Protect yo self (also, this sub needs a security flair)
i mean fail2ban will stop them from constantly knocking; but you should be using key-based authentication on any ssh server you can access from the outside.
I got tired of fail2ban blocking so many IPs from China, one day I decided to figure out all of the CIDDRs from China Telecom and blocked them outright at my router. Fail2ban didn’t have that many hosts going into the fail list after that.
Yeah that’s China. I’ve had to block entire network blocks from them countless times.
People are always talking about Russia this and Russia that. China blows them away in comparison.
I’m still not very experienced in the field and my previous boss told me it was not normal to have connection attempts on our static public IP.
I told him those were just bots but he didn’t want to listen.
Can someone explain to me what was really going on?
The router was showing us the countries the IP were from and it was from all over the world.
I felt kinda dumb not being able to convince him or giving him the answer he wanted or that could ease his worries.
You should make another graph for the top ten grouped by ISP/provider
using Unifi I block all of china and most of eastern Europe, in and outbound.
I should post my threat log from my Palo Alto 220 Firewall.
EDIT*
Here are the last 6 hours on my home Palo Alto Networks firewall, don’t let anyone tell you Russia/China doesn’t hack people.
Source Country/Count
Russian Federation 653
China 93
Brazil 5
Romania 2
Kazakhstan 2
Seychelles 1
Iran Islamic Republic Of 1
Turkey 1
I change the default sshd port, use ssh keys, turn off password authentication, and then forget about it. I’m not sure what the point of fail2ban is tbh other than to cut down on log spam.
I’d use a udp hole punch vpn like zero tier. This way you don’t need any open ports and you still have ssh access you can still use fail2ban etc.

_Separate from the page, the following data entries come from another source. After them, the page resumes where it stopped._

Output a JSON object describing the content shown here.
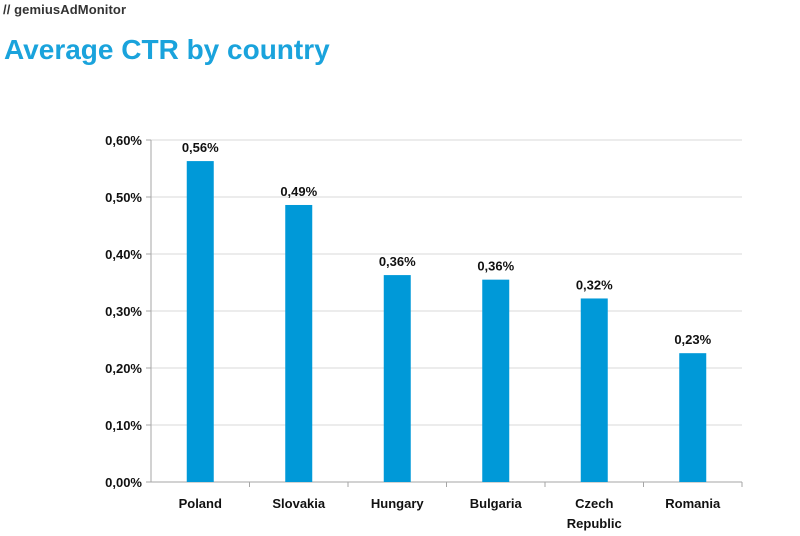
{
  "header": {
    "brand": "// gemiusAdMonitor"
  },
  "chart_data": {
    "type": "bar",
    "title": "Average CTR by country",
    "xlabel": "",
    "ylabel": "",
    "categories": [
      "Poland",
      "Slovakia",
      "Hungary",
      "Bulgaria",
      "Czech Republic",
      "Romania"
    ],
    "category_lines": [
      [
        "Poland"
      ],
      [
        "Slovakia"
      ],
      [
        "Hungary"
      ],
      [
        "Bulgaria"
      ],
      [
        "Czech",
        "Republic"
      ],
      [
        "Romania"
      ]
    ],
    "values": [
      0.563,
      0.486,
      0.363,
      0.355,
      0.322,
      0.226
    ],
    "data_labels": [
      "0,56%",
      "0,49%",
      "0,36%",
      "0,36%",
      "0,32%",
      "0,23%"
    ],
    "ylim": [
      0,
      0.6
    ],
    "yticks": [
      0,
      0.1,
      0.2,
      0.3,
      0.4,
      0.5,
      0.6
    ],
    "ytick_labels": [
      "0,00%",
      "0,10%",
      "0,20%",
      "0,30%",
      "0,40%",
      "0,50%",
      "0,60%"
    ],
    "grid": true,
    "bar_color": "#0099d8",
    "grid_color": "#d9d9d9",
    "axis_color": "#a6a6a6"
  }
}
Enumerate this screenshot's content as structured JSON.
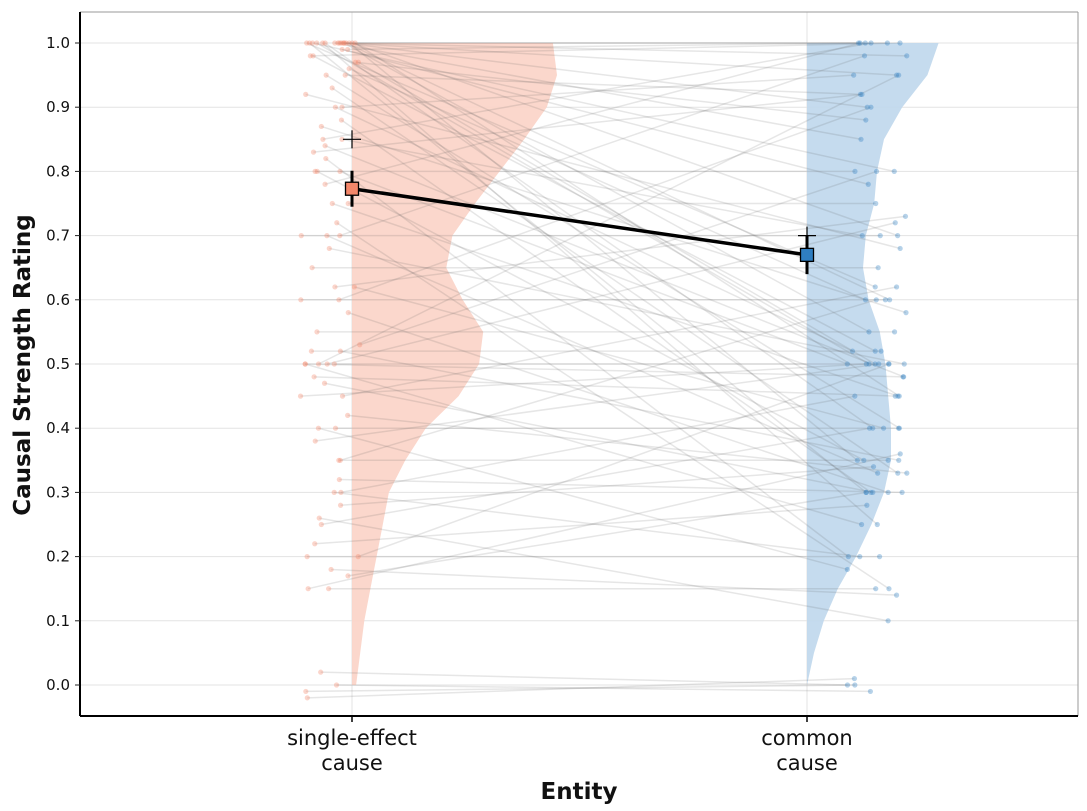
{
  "chart_data": {
    "type": "scatter",
    "title": "",
    "xlabel": "Entity",
    "ylabel": "Causal Strength Rating",
    "ylim": [
      -0.05,
      1.05
    ],
    "yticks": [
      0.0,
      0.1,
      0.2,
      0.3,
      0.4,
      0.5,
      0.6,
      0.7,
      0.8,
      0.9,
      1.0
    ],
    "ytick_labels": [
      "0.0",
      "0.1",
      "0.2",
      "0.3",
      "0.4",
      "0.5",
      "0.6",
      "0.7",
      "0.8",
      "0.9",
      "1.0"
    ],
    "grid": true,
    "legend": "none",
    "categories": [
      {
        "lines": [
          "single-effect",
          "cause"
        ]
      },
      {
        "lines": [
          "common",
          "cause"
        ]
      }
    ],
    "series": [
      {
        "color": "#f4876a",
        "violin_color": "#fbd3c7",
        "mean": 0.773,
        "ci": [
          0.745,
          0.801
        ],
        "median": 0.85,
        "density": [
          [
            0.0,
            0.02
          ],
          [
            0.05,
            0.04
          ],
          [
            0.1,
            0.06
          ],
          [
            0.15,
            0.09
          ],
          [
            0.2,
            0.12
          ],
          [
            0.25,
            0.15
          ],
          [
            0.3,
            0.18
          ],
          [
            0.35,
            0.26
          ],
          [
            0.4,
            0.36
          ],
          [
            0.45,
            0.52
          ],
          [
            0.5,
            0.62
          ],
          [
            0.55,
            0.64
          ],
          [
            0.6,
            0.54
          ],
          [
            0.65,
            0.46
          ],
          [
            0.7,
            0.49
          ],
          [
            0.75,
            0.6
          ],
          [
            0.8,
            0.72
          ],
          [
            0.85,
            0.84
          ],
          [
            0.9,
            0.95
          ],
          [
            0.95,
            1.0
          ],
          [
            1.0,
            0.98
          ]
        ]
      },
      {
        "color": "#2f7ec1",
        "violin_color": "#bfd7ec",
        "mean": 0.67,
        "ci": [
          0.64,
          0.7
        ],
        "median": 0.7,
        "density": [
          [
            0.0,
            0.0
          ],
          [
            0.05,
            0.05
          ],
          [
            0.1,
            0.12
          ],
          [
            0.15,
            0.22
          ],
          [
            0.2,
            0.35
          ],
          [
            0.25,
            0.46
          ],
          [
            0.3,
            0.55
          ],
          [
            0.35,
            0.6
          ],
          [
            0.4,
            0.6
          ],
          [
            0.45,
            0.58
          ],
          [
            0.5,
            0.56
          ],
          [
            0.55,
            0.52
          ],
          [
            0.6,
            0.44
          ],
          [
            0.65,
            0.4
          ],
          [
            0.7,
            0.42
          ],
          [
            0.75,
            0.48
          ],
          [
            0.8,
            0.5
          ],
          [
            0.85,
            0.55
          ],
          [
            0.9,
            0.68
          ],
          [
            0.95,
            0.86
          ],
          [
            1.0,
            0.94
          ]
        ]
      }
    ],
    "pairs": [
      [
        1.0,
        1.0
      ],
      [
        1.0,
        0.98
      ],
      [
        1.0,
        1.0
      ],
      [
        0.98,
        1.0
      ],
      [
        1.0,
        0.95
      ],
      [
        1.0,
        0.9
      ],
      [
        0.99,
        1.0
      ],
      [
        1.0,
        0.85
      ],
      [
        1.0,
        0.8
      ],
      [
        1.0,
        0.7
      ],
      [
        1.0,
        0.62
      ],
      [
        1.0,
        0.55
      ],
      [
        1.0,
        0.5
      ],
      [
        1.0,
        0.45
      ],
      [
        1.0,
        0.4
      ],
      [
        1.0,
        0.35
      ],
      [
        1.0,
        0.3
      ],
      [
        1.0,
        0.25
      ],
      [
        0.97,
        0.5
      ],
      [
        0.95,
        0.92
      ],
      [
        0.95,
        0.4
      ],
      [
        0.96,
        0.6
      ],
      [
        0.93,
        0.33
      ],
      [
        0.9,
        0.95
      ],
      [
        0.9,
        0.52
      ],
      [
        0.88,
        0.3
      ],
      [
        0.85,
        0.7
      ],
      [
        0.85,
        1.0
      ],
      [
        0.84,
        0.48
      ],
      [
        0.82,
        0.2
      ],
      [
        0.8,
        0.8
      ],
      [
        0.8,
        0.5
      ],
      [
        0.8,
        0.35
      ],
      [
        0.78,
        1.0
      ],
      [
        0.75,
        0.75
      ],
      [
        0.75,
        0.45
      ],
      [
        0.72,
        0.15
      ],
      [
        0.7,
        0.7
      ],
      [
        0.7,
        0.33
      ],
      [
        0.7,
        0.98
      ],
      [
        0.68,
        0.5
      ],
      [
        0.65,
        0.65
      ],
      [
        0.62,
        0.4
      ],
      [
        0.6,
        0.6
      ],
      [
        0.6,
        0.9
      ],
      [
        0.58,
        0.3
      ],
      [
        0.55,
        0.55
      ],
      [
        0.53,
        0.8
      ],
      [
        0.52,
        0.52
      ],
      [
        0.52,
        0.35
      ],
      [
        0.5,
        0.5
      ],
      [
        0.5,
        0.48
      ],
      [
        0.5,
        0.25
      ],
      [
        0.5,
        0.72
      ],
      [
        0.5,
        0.95
      ],
      [
        0.48,
        0.45
      ],
      [
        0.47,
        0.3
      ],
      [
        0.45,
        0.5
      ],
      [
        0.45,
        0.62
      ],
      [
        0.42,
        0.33
      ],
      [
        0.4,
        0.4
      ],
      [
        0.4,
        0.18
      ],
      [
        0.38,
        0.5
      ],
      [
        0.35,
        0.35
      ],
      [
        0.35,
        0.6
      ],
      [
        0.32,
        0.3
      ],
      [
        0.3,
        0.45
      ],
      [
        0.3,
        0.2
      ],
      [
        0.28,
        0.34
      ],
      [
        0.26,
        0.1
      ],
      [
        0.25,
        0.4
      ],
      [
        0.22,
        0.28
      ],
      [
        0.2,
        0.2
      ],
      [
        0.2,
        0.5
      ],
      [
        0.18,
        0.14
      ],
      [
        0.17,
        0.3
      ],
      [
        0.15,
        0.15
      ],
      [
        0.15,
        0.36
      ],
      [
        0.02,
        0.0
      ],
      [
        0.0,
        -0.01
      ],
      [
        -0.01,
        0.0
      ],
      [
        -0.02,
        0.01
      ],
      [
        1.0,
        0.6
      ],
      [
        0.99,
        0.78
      ],
      [
        0.98,
        0.52
      ],
      [
        0.97,
        0.88
      ],
      [
        0.92,
        0.68
      ],
      [
        0.87,
        0.58
      ],
      [
        0.83,
        0.92
      ],
      [
        0.62,
        0.73
      ]
    ]
  }
}
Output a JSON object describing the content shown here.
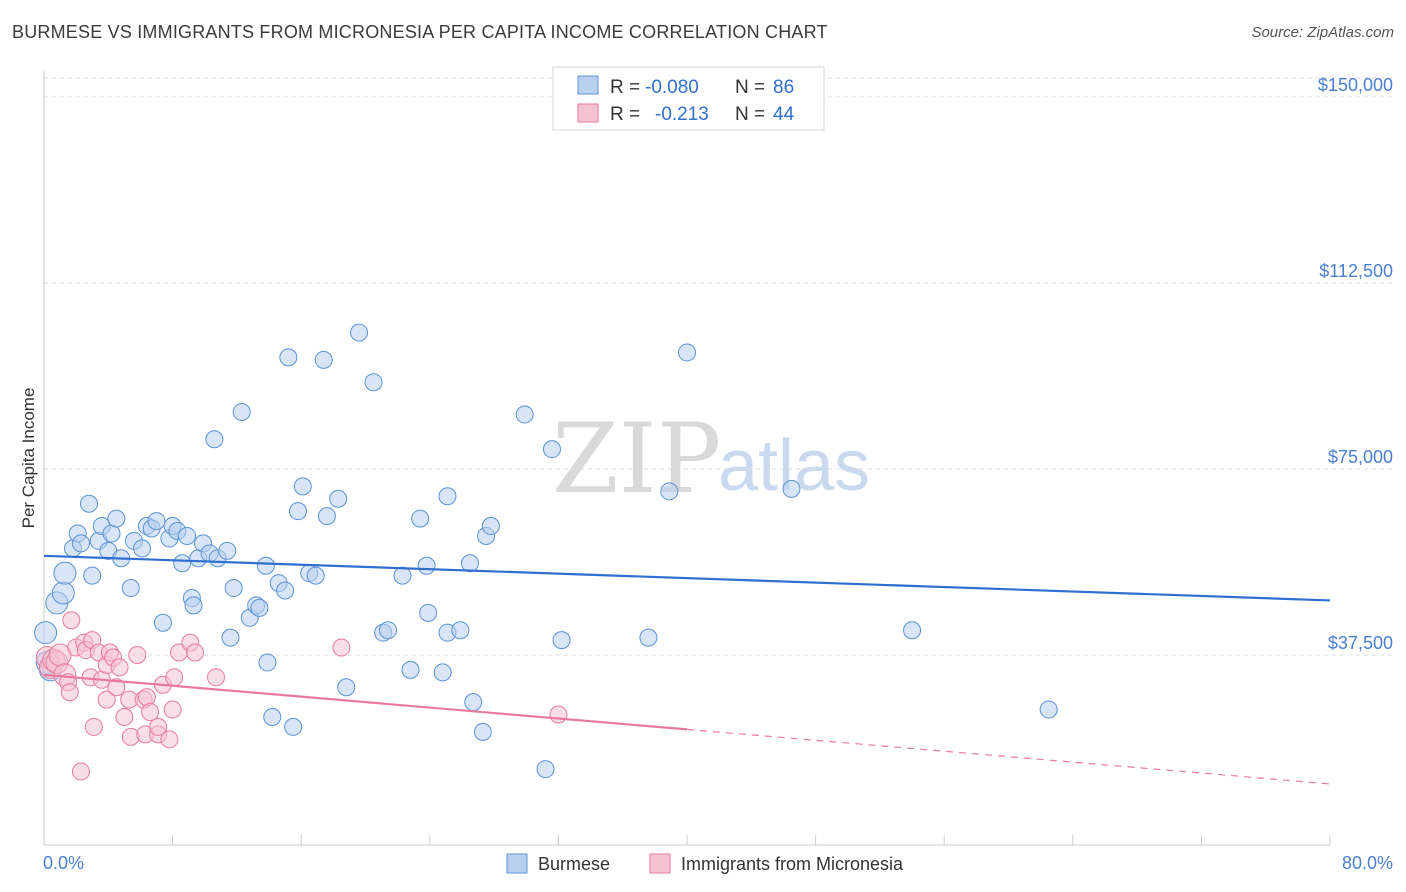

Which firewall software are you running to see this graph.
The data I’d like to see is how different these numbers would be if you compared machines running ssh on something besides 22, also maybe what it’s like if it’s above 1024 and then also in the ephemeral range.
I have an Unifi Drem Machine Pro as a gateway of my network and I implemented GeoIP blocking. China is among the countries blocked as well as the whole of Africa.
But yes, Fail to Ban is the best solution for any other incoming request.
What’s the deal with France? 3rd place.
Why do you gathering this statistc from all the world,when you can just add to the firewall geoip rule to block all connections attempts to you SSH port from all the world,except you country, for example?
My all servers have ruleset which allow at the top all common services for all (for example 80, 443) and then there is a rule to block all not from my country.And below that block rule are placed rules for acces server only for me and our company - SSH 22, SMTP for clients 465,IMAPS and other. And my fail2ban jails are clear! Because drop all world’s traffic to the ports i need to connect only from my country makes security level of my servers very high.
This way im using on linux servers and Mikrotik routers. Works like a charm!
I just started using WireGuard to protect my ssh port. It’s an open-source stealth UDP VPN that only responds when the source authenticates with the right private key. Nothing to port scan so the attacker doesn’t know you’re there to attack.
Why does everyone seem to have ssh exposed? I understand remote access, but how is it not locked down by vpn?
I went one step further and just flat out banned all of China and a bunch of other problematic countries at the router both inbound and outbound.
Does mean GetADMX is blocked, but I can go through UltraSurf for that.
See, this is why I just expose RDP and not SSH…
(is sarcasm. or is?)
Funny how regular people associate Russia to be hackers but nah. Stay safe!